What’s Happening at North Suburban Torah Center?

We all know what it’s like to receive a gift we can’t put down. At first, it fills our thoughts. We use it constantly, talk about it endlessly, and feel a sense of gratitude every time we see it.

And then, slowly, almost imperceptibly, it becomes part of the background.

The Torah describes the Jewish people arriving at Mount Sinai with an unusual phrase. Instead of saying they arrived that day, it says they arrived this day. The Midrash lingers on this detail and draws a striking conclusion: The Torah is truly important. It should never feel like it happened once. It should feel current.

That insight has little to do with history and everything to do with human nature. The things that shape our lives don’t usually lose their value; we just grow accustomed to them. Familiarity dulls attention. Routine replaces intention.

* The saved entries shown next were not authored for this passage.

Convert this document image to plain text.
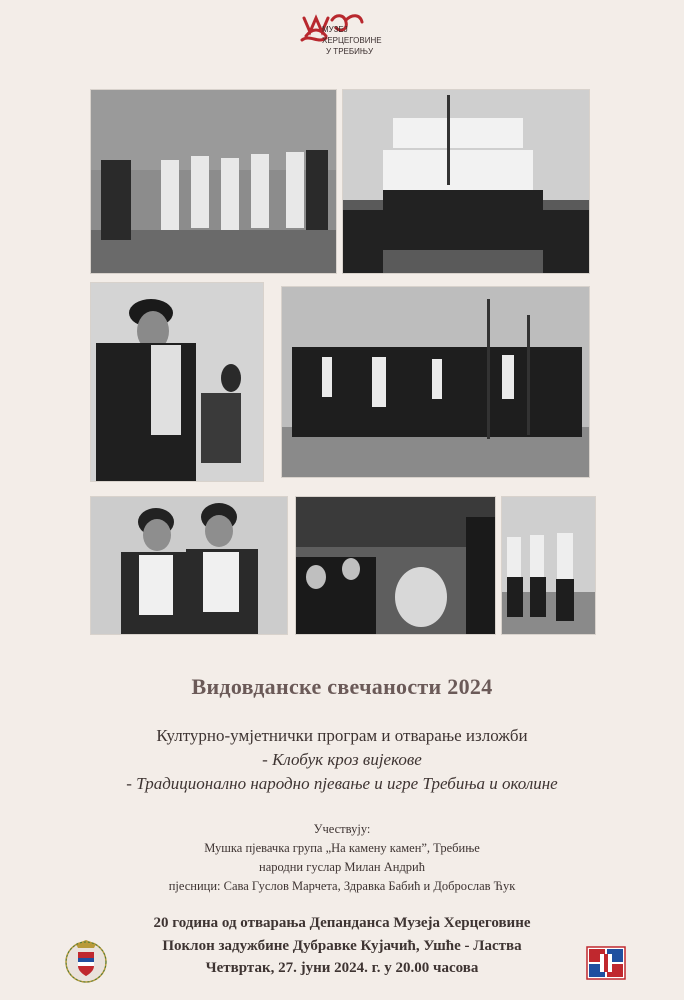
МУЗЕЈ
ХЕРЦЕГОВИНЕ
У ТРЕБИЊУ
Видовданске свечаности 2024
Културно-умјетнички програм и отварање изложби
- Клобук кроз вијекове
- Традиционално народно пјевање и игре Требиња и околине
Учествују:
Мушка пјевачка група „На камену камен”, Требиње
народни гуслар Милан Андрић
пјесници: Сава Гуслов Марчета, Здравка Бабић и Доброслав Ћук
20 година од отварања Депанданса Музеја Херцеговине
Поклон задужбине Дубравке Кујачић, Ушће - Ластва
Четвртак, 27. јуни 2024. г. у 20.00 часова
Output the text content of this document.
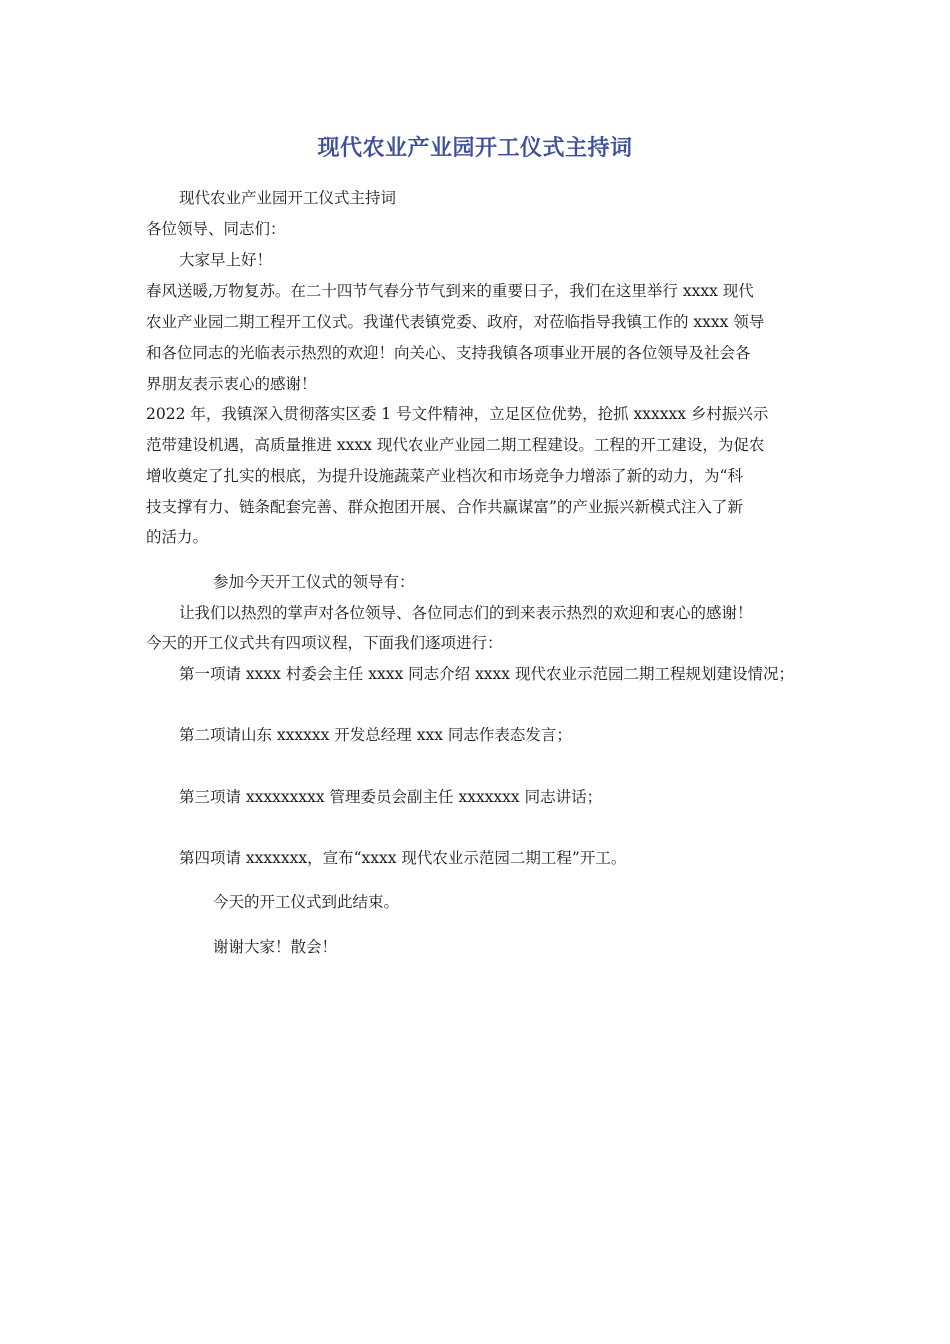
现代农业产业园开工仪式主持词
现代农业产业园开工仪式主持词
各位领导、同志们：
大家早上好！
春风送暖,万物复苏。在二十四节气春分节气到来的重要日子，我们在这里举行 xxxx 现代
农业产业园二期工程开工仪式。我谨代表镇党委、政府，对莅临指导我镇工作的 xxxx 领导
和各位同志的光临表示热烈的欢迎！向关心、支持我镇各项事业开展的各位领导及社会各
界朋友表示衷心的感谢！
2022 年，我镇深入贯彻落实区委 1 号文件精神，立足区位优势，抢抓 xxxxxx 乡村振兴示
范带建设机遇，高质量推进 xxxx 现代农业产业园二期工程建设。工程的开工建设，为促农
增收奠定了扎实的根底，为提升设施蔬菜产业档次和市场竞争力增添了新的动力，为“科
技支撑有力、链条配套完善、群众抱团开展、合作共赢谋富”的产业振兴新模式注入了新
的活力。
参加今天开工仪式的领导有：
让我们以热烈的掌声对各位领导、各位同志们的到来表示热烈的欢迎和衷心的感谢！
今天的开工仪式共有四项议程，下面我们逐项进行：
第一项请 xxxx 村委会主任 xxxx 同志介绍 xxxx 现代农业示范园二期工程规划建设情况；
第二项请山东 xxxxxx 开发总经理 xxx 同志作表态发言；
第三项请 xxxxxxxxx 管理委员会副主任 xxxxxxx 同志讲话；
第四项请 xxxxxxx，宣布“xxxx 现代农业示范园二期工程”开工。
今天的开工仪式到此结束。
谢谢大家！散会！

This isn’t only true of religious texts. It’s true of work we once felt called to do, values we once fought hard to live by, relationships we once handled with care. When something becomes automatic, we stop engaging with it deeply. And when we stop engaging, meaning quietly slips away.

“This day” is a mindset. It’s the discipline of showing up to important things as if they still deserve curiosity and effort. It’s the willingness to look again, to ask new questions, to rediscover depth where we assumed there was nothing left to find.

The words don’t change. The responsibilities don’t change. The commitments don’t change.

What changes is whether we meet them like it’s that day — or this one.